With reports that FCC Chairman Kevin Martin may bring an order relaxing media ownership restrictions to a vote as early as December, U.S. Senators Byron Dorgan (D-N.D.) and Trent Lott (R-Miss.) promised this week to fight the way they did the last time the issue arose, under then-FCC Chairman Michael Powell.

Then, interest groups drummed up hundreds of thousands of missives opposing laws that would allow ownership consolidation, and Dorgan and Lott got wide support for a rarely used “resolution of disapproval” that could have blocked the measure. A court ruling remanded much of the order back to the commission’s drawing board.

In a letter to Martin this week, Dorgan and Lott said the FCC should not make new rules until it completes a separate inquiry, complete with a 90-day public comment period, on the effect of media consolidation on service to local communities.

If the commission goes ahead, the lawmakers vowed to haul out the resolution of disapproval again.

“We feel that there is a rush to judgment,” Lott said at a press conference.

In particular, the FCC is expected to relax the rules limiting newspaper-broadcast cross-ownership, a move the NAB supports.

“The real threat today to locally oriented services, including costly services such as local news, is not the joint ownership of broadcast stations (which the Commission’s studies show promotes such services), but the stations’ continuing challenge to maintain their economic vibrancy in the face of multichannel and other competitors that are not constrained by restrictions on local ownership structure,” NAB said in comments to the FCC.

In an effort to avoid the public backlash that ensued back in 2003, the last time the ownership issue reach an apex, the FCC has conducted public hearings and released 10 studies on localism.

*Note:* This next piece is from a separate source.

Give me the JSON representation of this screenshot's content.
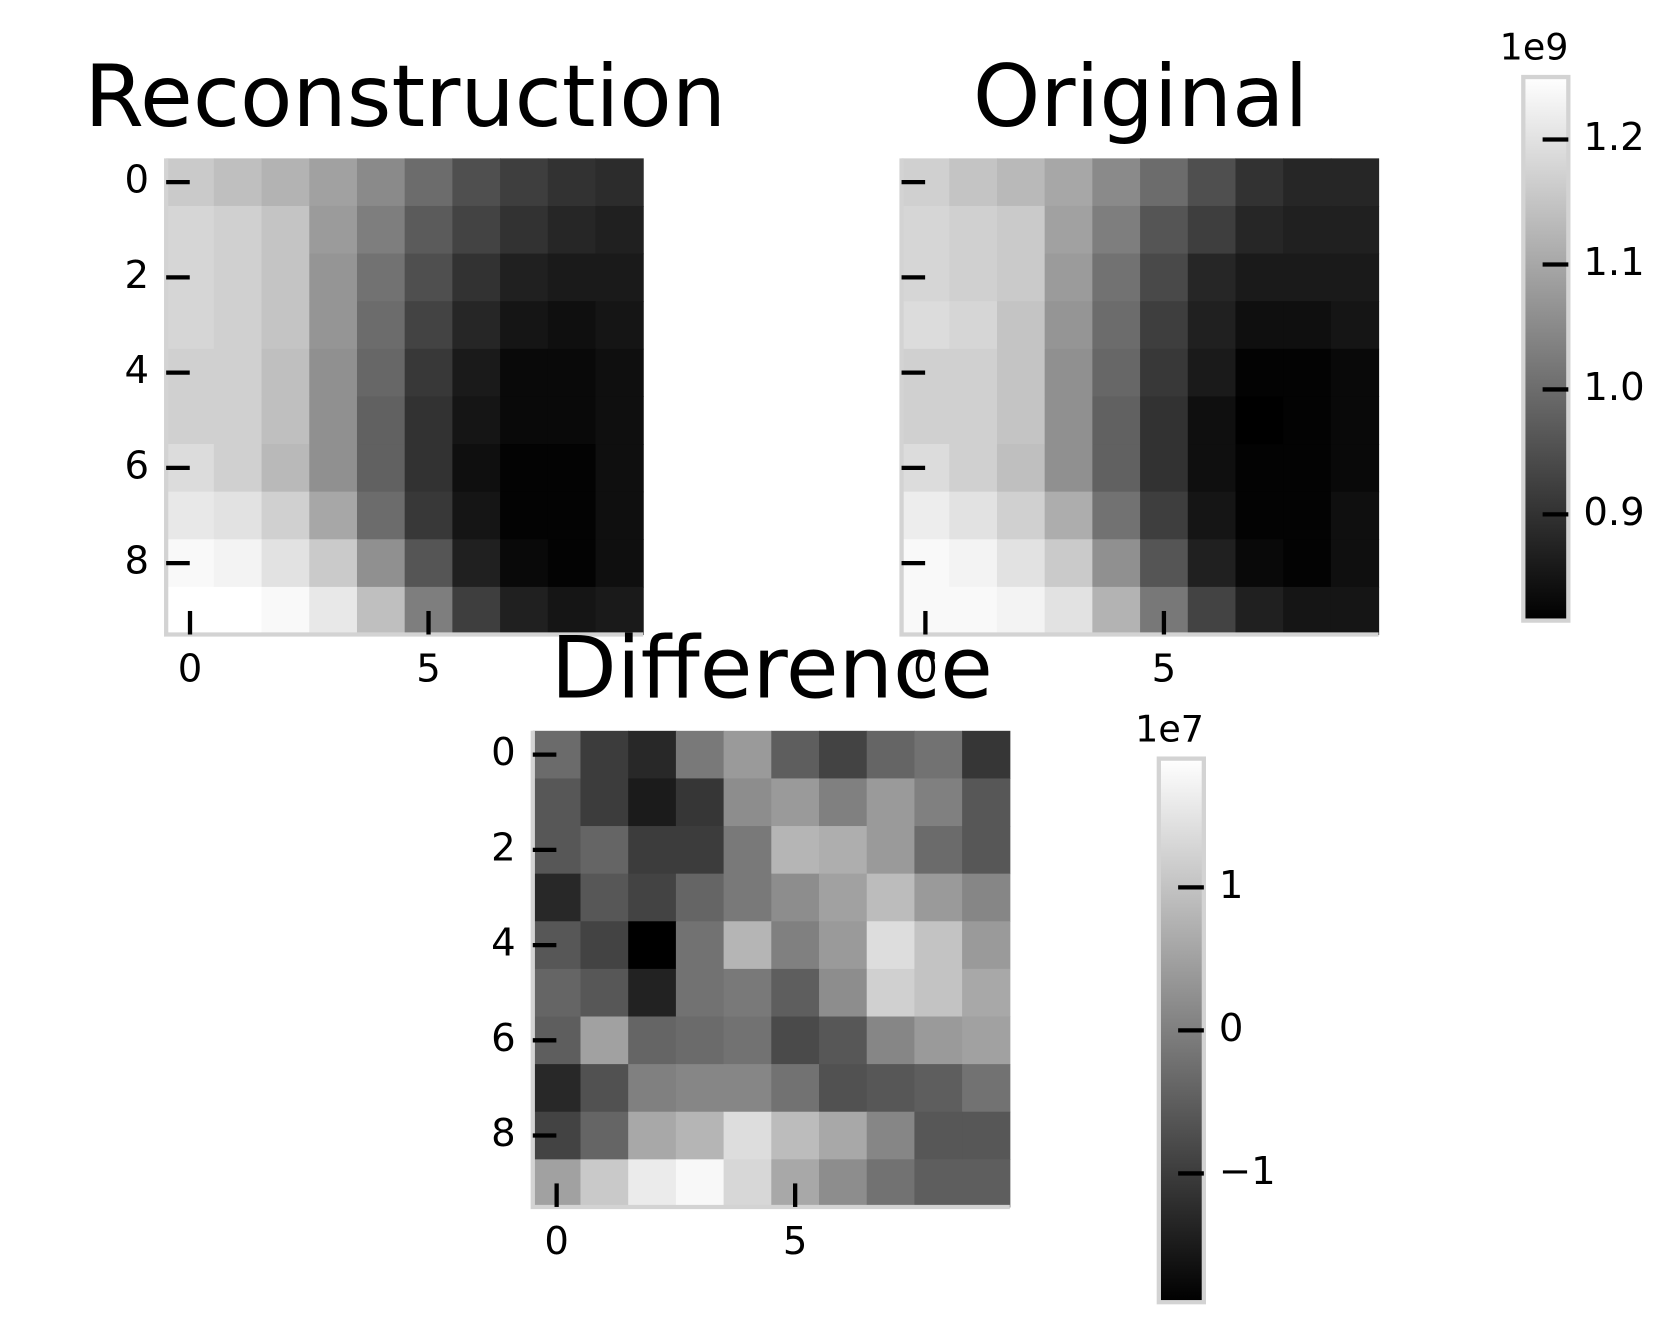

But Consumers Union, Consumer Federation of America and Free Press are not impressed.

“[T]he FCC’s official studies in this proceeding are an ad hoc collection of inconsistent, incompetent and incoherent pieces of research cobbled together to prove a foregone conclusion,” the groups said in a comment of more than 300 pages. “Overwhelming evidence suggests that the Commission wanted to dramatically relax or eliminate the cross ownership rule, so it out together a series of studies it though would support its preconceived notion.”